Let’s now consider how this helps
us solve the problem in this question. We have the cos of 75 degrees and
the cos of 15 degrees. We notice that 75 is equal to 45
plus 30 and 15 is equal to 45 minus 30. This means that we can rewrite the
expression as three multiplied by cos of 45 plus 30 minus three multiplied by cos of
45 minus 30. We can then take out a factor of
three as shown.
Next, we recall the trigonometric
angle sum and difference identities. We know that the cos of 𝛼 plus 𝛽
is equal to cos 𝛼 cos 𝛽 minus sin 𝛼 sin 𝛽. This means that cos 45 plus 30 is
equal to cos 45 multiplied by cos 30 minus sin 45 multiplied by sin 30. We also know that the cos of 𝛼
minus 𝛽 is equal to cos 𝛼 cos 𝛽 plus sin 𝛼 sin 𝛽. The cos of 45 minus 30 is therefore
equal to cos 45 multiplied by cos 30 plus sin 45 multiplied by sin 30.

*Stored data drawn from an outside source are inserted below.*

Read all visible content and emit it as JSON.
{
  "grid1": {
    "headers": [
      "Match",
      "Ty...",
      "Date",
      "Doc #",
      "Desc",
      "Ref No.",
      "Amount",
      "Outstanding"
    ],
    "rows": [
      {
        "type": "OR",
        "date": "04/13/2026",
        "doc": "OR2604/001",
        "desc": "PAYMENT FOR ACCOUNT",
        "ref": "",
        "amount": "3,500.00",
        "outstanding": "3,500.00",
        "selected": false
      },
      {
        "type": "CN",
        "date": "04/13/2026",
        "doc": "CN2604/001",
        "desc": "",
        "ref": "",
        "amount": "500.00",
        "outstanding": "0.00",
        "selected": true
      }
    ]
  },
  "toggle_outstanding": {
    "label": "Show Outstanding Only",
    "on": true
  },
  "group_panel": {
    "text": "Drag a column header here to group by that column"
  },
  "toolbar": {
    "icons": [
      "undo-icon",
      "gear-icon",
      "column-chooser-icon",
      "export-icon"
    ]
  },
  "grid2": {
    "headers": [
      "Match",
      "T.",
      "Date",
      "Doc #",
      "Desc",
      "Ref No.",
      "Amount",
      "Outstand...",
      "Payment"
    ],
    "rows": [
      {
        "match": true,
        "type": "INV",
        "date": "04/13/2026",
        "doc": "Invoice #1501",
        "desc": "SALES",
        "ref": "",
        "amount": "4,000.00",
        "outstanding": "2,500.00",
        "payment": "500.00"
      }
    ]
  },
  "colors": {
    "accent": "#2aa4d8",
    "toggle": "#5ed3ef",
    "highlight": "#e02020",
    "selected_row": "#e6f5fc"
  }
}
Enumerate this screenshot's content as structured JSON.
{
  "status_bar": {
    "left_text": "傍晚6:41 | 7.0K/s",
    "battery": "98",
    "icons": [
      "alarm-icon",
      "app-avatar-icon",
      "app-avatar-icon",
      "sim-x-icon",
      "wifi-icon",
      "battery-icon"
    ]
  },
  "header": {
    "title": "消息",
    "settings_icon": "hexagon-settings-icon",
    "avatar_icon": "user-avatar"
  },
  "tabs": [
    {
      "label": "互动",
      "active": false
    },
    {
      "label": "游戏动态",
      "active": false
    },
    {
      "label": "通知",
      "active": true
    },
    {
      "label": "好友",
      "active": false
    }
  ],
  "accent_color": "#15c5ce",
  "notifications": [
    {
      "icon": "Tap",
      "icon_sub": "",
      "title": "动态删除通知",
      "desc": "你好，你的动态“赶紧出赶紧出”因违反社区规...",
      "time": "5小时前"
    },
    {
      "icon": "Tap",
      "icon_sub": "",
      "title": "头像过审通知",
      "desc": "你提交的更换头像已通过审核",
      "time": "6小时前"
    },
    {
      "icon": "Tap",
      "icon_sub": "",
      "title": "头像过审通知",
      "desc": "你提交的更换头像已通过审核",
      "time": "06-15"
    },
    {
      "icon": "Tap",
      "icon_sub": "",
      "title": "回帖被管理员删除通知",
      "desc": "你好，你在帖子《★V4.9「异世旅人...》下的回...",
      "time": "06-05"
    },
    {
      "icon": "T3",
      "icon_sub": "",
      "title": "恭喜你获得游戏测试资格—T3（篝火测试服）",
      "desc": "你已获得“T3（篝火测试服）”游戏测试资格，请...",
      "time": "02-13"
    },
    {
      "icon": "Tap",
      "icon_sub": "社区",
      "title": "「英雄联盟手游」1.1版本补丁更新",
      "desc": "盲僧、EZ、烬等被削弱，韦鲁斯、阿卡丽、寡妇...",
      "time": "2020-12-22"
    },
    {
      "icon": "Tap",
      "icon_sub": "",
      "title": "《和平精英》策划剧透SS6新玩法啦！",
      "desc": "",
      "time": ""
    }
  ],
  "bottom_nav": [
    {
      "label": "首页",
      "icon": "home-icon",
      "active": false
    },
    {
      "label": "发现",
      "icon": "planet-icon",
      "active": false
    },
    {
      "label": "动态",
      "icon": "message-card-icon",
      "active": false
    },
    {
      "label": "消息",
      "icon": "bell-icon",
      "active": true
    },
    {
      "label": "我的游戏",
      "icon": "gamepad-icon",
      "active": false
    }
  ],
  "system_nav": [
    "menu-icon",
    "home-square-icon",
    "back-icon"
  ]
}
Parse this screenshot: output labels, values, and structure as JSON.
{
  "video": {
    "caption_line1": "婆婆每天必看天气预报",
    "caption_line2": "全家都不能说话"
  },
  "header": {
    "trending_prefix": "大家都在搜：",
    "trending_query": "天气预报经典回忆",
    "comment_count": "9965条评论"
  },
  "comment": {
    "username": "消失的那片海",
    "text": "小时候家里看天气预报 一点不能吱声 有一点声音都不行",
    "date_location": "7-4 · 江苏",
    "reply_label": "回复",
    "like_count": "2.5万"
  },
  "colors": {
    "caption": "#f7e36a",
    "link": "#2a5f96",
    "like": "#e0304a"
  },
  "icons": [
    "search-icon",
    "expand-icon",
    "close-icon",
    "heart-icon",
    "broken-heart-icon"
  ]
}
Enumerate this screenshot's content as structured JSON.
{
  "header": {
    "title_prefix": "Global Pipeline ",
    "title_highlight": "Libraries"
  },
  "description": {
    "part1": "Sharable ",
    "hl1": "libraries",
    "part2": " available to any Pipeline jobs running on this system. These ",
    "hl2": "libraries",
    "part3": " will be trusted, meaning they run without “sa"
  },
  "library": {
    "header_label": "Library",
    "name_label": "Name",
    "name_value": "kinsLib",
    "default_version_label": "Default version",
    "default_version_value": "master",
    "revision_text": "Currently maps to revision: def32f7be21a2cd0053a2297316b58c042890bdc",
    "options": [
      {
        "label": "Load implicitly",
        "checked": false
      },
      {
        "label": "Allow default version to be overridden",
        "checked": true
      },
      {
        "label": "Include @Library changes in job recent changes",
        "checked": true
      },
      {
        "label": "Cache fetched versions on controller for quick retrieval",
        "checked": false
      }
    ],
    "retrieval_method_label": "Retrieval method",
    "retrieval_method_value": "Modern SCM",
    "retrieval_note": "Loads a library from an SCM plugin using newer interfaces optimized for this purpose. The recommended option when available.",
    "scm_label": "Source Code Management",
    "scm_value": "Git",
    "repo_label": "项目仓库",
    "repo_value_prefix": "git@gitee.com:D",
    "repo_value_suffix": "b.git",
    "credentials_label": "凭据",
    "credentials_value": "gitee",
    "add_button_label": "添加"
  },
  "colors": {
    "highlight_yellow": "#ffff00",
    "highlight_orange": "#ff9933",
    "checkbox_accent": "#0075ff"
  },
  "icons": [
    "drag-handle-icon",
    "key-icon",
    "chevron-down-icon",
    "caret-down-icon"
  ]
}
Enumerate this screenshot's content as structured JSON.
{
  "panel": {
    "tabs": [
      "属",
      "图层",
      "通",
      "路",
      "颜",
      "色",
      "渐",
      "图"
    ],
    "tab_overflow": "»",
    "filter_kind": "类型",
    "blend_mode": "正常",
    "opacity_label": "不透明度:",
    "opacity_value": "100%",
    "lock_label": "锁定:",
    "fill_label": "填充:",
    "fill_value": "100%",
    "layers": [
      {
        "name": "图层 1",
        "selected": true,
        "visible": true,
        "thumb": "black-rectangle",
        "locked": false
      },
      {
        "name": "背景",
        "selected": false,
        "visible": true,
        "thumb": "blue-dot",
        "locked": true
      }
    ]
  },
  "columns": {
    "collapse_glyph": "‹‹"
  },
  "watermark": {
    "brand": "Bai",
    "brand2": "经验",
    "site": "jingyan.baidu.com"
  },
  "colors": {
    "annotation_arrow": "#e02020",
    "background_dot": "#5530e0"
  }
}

If we call these equations one and
two, we can substitute the right-hand sides into our expression. When we subtract equation two from
equation one, cos 45 cos 30 will cancel. Negative sin 45 sin 30 minus sin 45
sin 30 gives us negative two sin 45 sin 30. Our expression therefore simplifies
to negative six sin 45 sin 30. We see from our table that the sin
of 45 degrees is root two over two and the sin of 30 degrees is one-half. Substituting these into our
expression, we have negative six multiplied by root two over two multiplied by
one-half. We can divide the numerator and
denominator by two. This leaves us with negative three
root two over two. This is the exact value of three
cos 75 degrees minus three cos 15 degrees.